5. Einige Deiner Riffs und Leads, besonders auf “Blink of an Eye”, erinnern mich ein wenig an John Petrucci auf “Images and Words” ( vergleiche “My Everafter” und “Metropolis Pt.1” ). Würdest Du ihn als Inspirationsquelle für Dich als Gitarristen bezeichnen?
[Douglas Ott] Nein. John ein ein meisterhafter Gitarrist und spielt in einer ganz anderen Liga als ich! Meine Inspirationsquelle als Gitarrist sind hauptsächlich Lifeson ( Alex Lifeson, Rush – Anm. d. Verf. ), Schon ( Neal Schon, Journey – Anm. d. Verf. ), Rothery ( Steve Rothery, Marillion – Anm. d. Verf. ) und Ian Chrichton von Saga. In meinen jüngeren Jahren habe ich viel Metal gehört, also ist auch etwas von Rhoads, Schenker, Yngwie etc. im Mix enthalten, aber es geht mir hauptsächlich um Melodie und nicht um Geschwindigkeit. Der Vergleich schmeichelt mir, aber ich finde nicht, dass er sehr zutreffend ist.

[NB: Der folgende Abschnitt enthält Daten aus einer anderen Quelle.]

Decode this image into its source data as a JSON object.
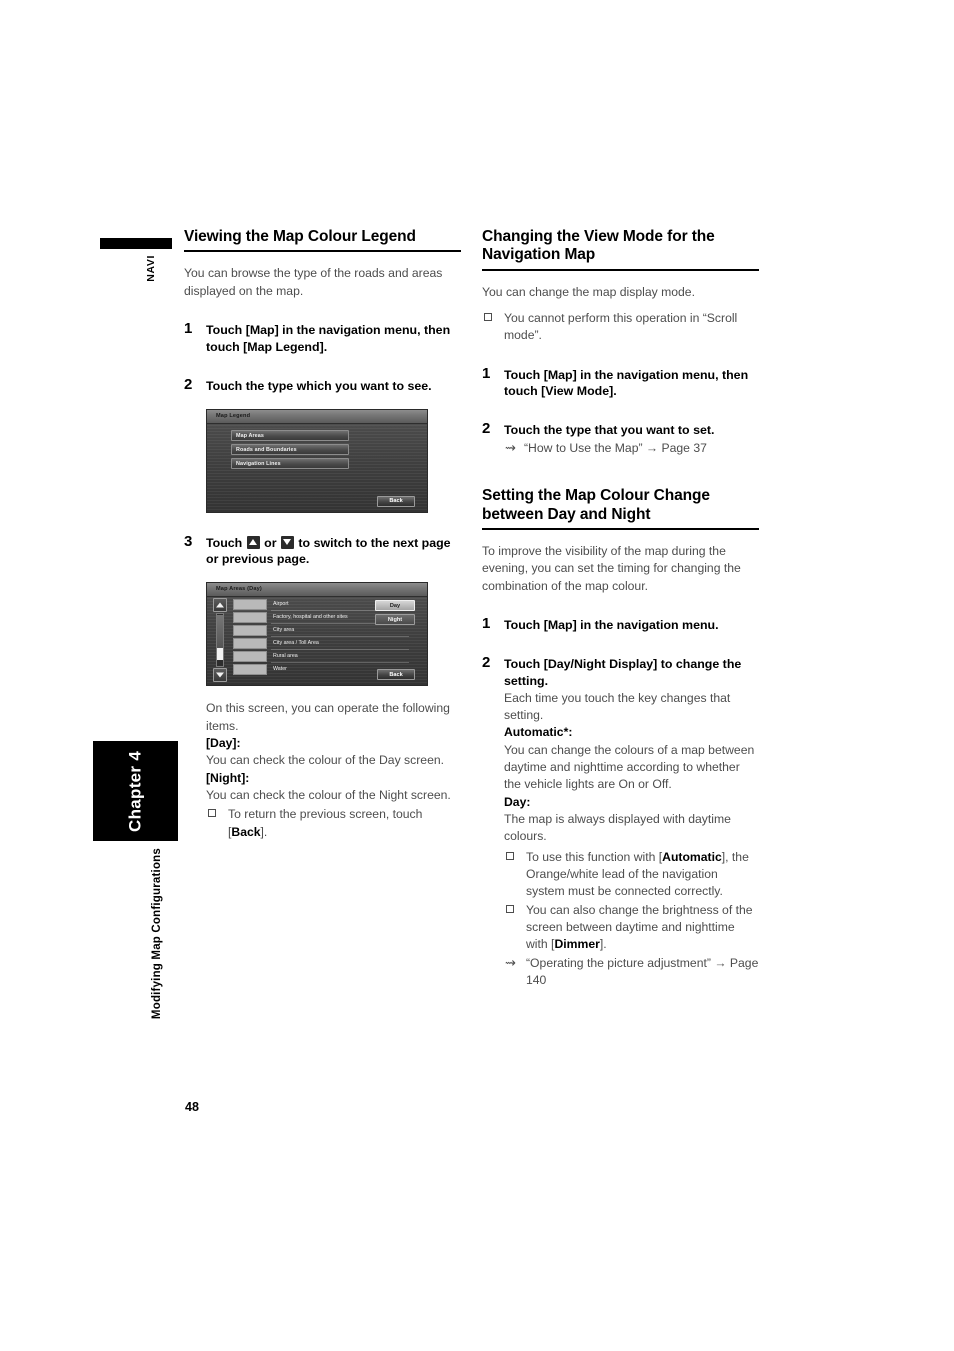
{
  "margin": {
    "navi_label": "NAVI",
    "chapter_tab": "Chapter 4",
    "chapter_subtitle": "Modifying Map Configurations",
    "page_number": "48"
  },
  "left_column": {
    "section_title": "Viewing the Map Colour Legend",
    "intro": "You can browse the type of the roads and areas displayed on the map.",
    "step1_num": "1",
    "step1_text": "Touch [Map] in the navigation menu, then touch [Map Legend].",
    "step2_num": "2",
    "step2_text": "Touch the type which you want to see.",
    "step3_num": "3",
    "step3_text_a": "Touch ",
    "step3_text_b": " or ",
    "step3_text_c": " to switch to the next page or previous page.",
    "after_shot_intro": "On this screen, you can operate the following items.",
    "day_label": "[Day]:",
    "day_text": "You can check the colour of the Day screen.",
    "night_label": "[Night]:",
    "night_text": "You can check the colour of the Night screen.",
    "note_back_a": "To return the previous screen, touch",
    "note_back_b": "[",
    "note_back_bold": "Back",
    "note_back_c": "]."
  },
  "shot_map_legend": {
    "title": "Map Legend",
    "buttons": [
      "Map Areas",
      "Roads and Boundaries",
      "Navigation Lines"
    ],
    "back_label": "Back"
  },
  "shot_map_areas": {
    "title": "Map Areas (Day)",
    "rows": [
      "Airport",
      "Factory, hospital and other sites",
      "City area",
      "City area / Toll Area",
      "Rural area",
      "Water"
    ],
    "day_label": "Day",
    "night_label": "Night",
    "back_label": "Back"
  },
  "right_column": {
    "section1_title": "Changing the View Mode for the Navigation Map",
    "section1_intro": "You can change the map display mode.",
    "section1_note": "You cannot perform this operation in “Scroll mode”.",
    "s1_step1_num": "1",
    "s1_step1_text": "Touch [Map] in the navigation menu, then touch [View Mode].",
    "s1_step2_num": "2",
    "s1_step2_text": "Touch the type that you want to set.",
    "s1_step2_xref": "“How to Use the Map” → Page 37",
    "section2_title": "Setting the Map Colour Change between Day and Night",
    "section2_intro": "To improve the visibility of the map during the evening, you can set the timing for changing the combination of the map colour.",
    "s2_step1_num": "1",
    "s2_step1_text": "Touch [Map] in the navigation menu.",
    "s2_step2_num": "2",
    "s2_step2_text": "Touch [Day/Night Display] to change the setting.",
    "s2_step2_note": "Each time you touch the key changes that setting.",
    "automatic_label": "Automatic*:",
    "automatic_text": "You can change the colours of a map between daytime and nighttime according to whether the vehicle lights are On or Off.",
    "day_label": "Day:",
    "day_text": "The map is always displayed with daytime colours.",
    "note1_a": "To use this function with [",
    "note1_bold": "Automatic",
    "note1_b": "], the Orange/white lead of the navigation system must be connected correctly.",
    "note2_a": "You can also change the brightness of the screen between daytime and nighttime with [",
    "note2_bold": "Dimmer",
    "note2_b": "].",
    "xref2": "“Operating the picture adjustment” → Page 140"
  },
  "colors": {
    "text_body": "#4d4d4d",
    "text_heading": "#000000",
    "rule": "#000000",
    "tab_bg": "#000000"
  }
}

6. Die beiden Alben “Break” und „Juggling 9 or Dropping 10“ waren deutlich von Grunge beeinflusst. Was brachte Euch zu der Entscheidung, Euch mit Eurem neuen Album „Blink of an Eye“, welches wieder mehr nach klassischem Prog Rock klingt, von diesem Stil abzuwenden?
[Douglas Ott] Break enthielt gewaltige Alternative-Einflüssen, und auch auf J9 gab es einige, aber es war nur ein Teil; ich finde immer noch, dass beide Alben sehr progressiv waren. Mit Blink entschied ich mich, zu tun, was immer ich für cool hielt. Die meisten Stücke wurden im Proberaum als ein „three piece“ ( ??? ) eingespielt, also klangen sie einfach härter. Früher gab es einen Keyboarder, um die Arrangements zu füllen, aber dieses Mal übernahm die Gitarre das Steuer. Ich wollte hart und progressiv gleichzeitg sein. Ich verwendete dieses Mal im Gegensatz zu Break und J9 auch unterschiedliche Gitarrensounds – das hat vielleicht auch was damit zu tun.
7. Der Text von “Under Fire” macht auf mich den Eindruck, als sei er sehr stark vom 11. September 2001 bzw. George W. Bushs Aktionen in Afghanistan danach beeinflusst worden. Ist der Song als Kritik gegen den „Anti-Terror-Krieg“ und seine offensichtliche Sinnlosigkeit gemeint?
[Douglas Ott] Ganz und gar nicht. Es ist eine wahre Geschichte, die mir ein Vietnam-Veteran erzählt hat. Es ist kein Anti-Kriegs-Song, er erzählt einfach eine Geschichte. Wenn Du kannst, stell Dir vor, dass Du im Kampf jemanden töten musst, um Dein Leben zu retten. Eine „töten oder getötet werden“-Situation. Dann siehst Du, dass die Person, die Du getötet hast, ein 18- oder 19-jähriger Junge wie Du ist. Dann hast Du jahrelang Alpträume darüber, wer er war, ob er Frau, Kinder und eine Familie hatte. Es lässt Dich das Konzept des Krieges in Frage stellen. Nicht, dass es falsch, sondern dass es unglücklich ist. Wer weiss, in einer anderen Situation hätte er mit seinem Feind vielleicht ein Bier oder zwei getrunken, anstatt ihn zu töten.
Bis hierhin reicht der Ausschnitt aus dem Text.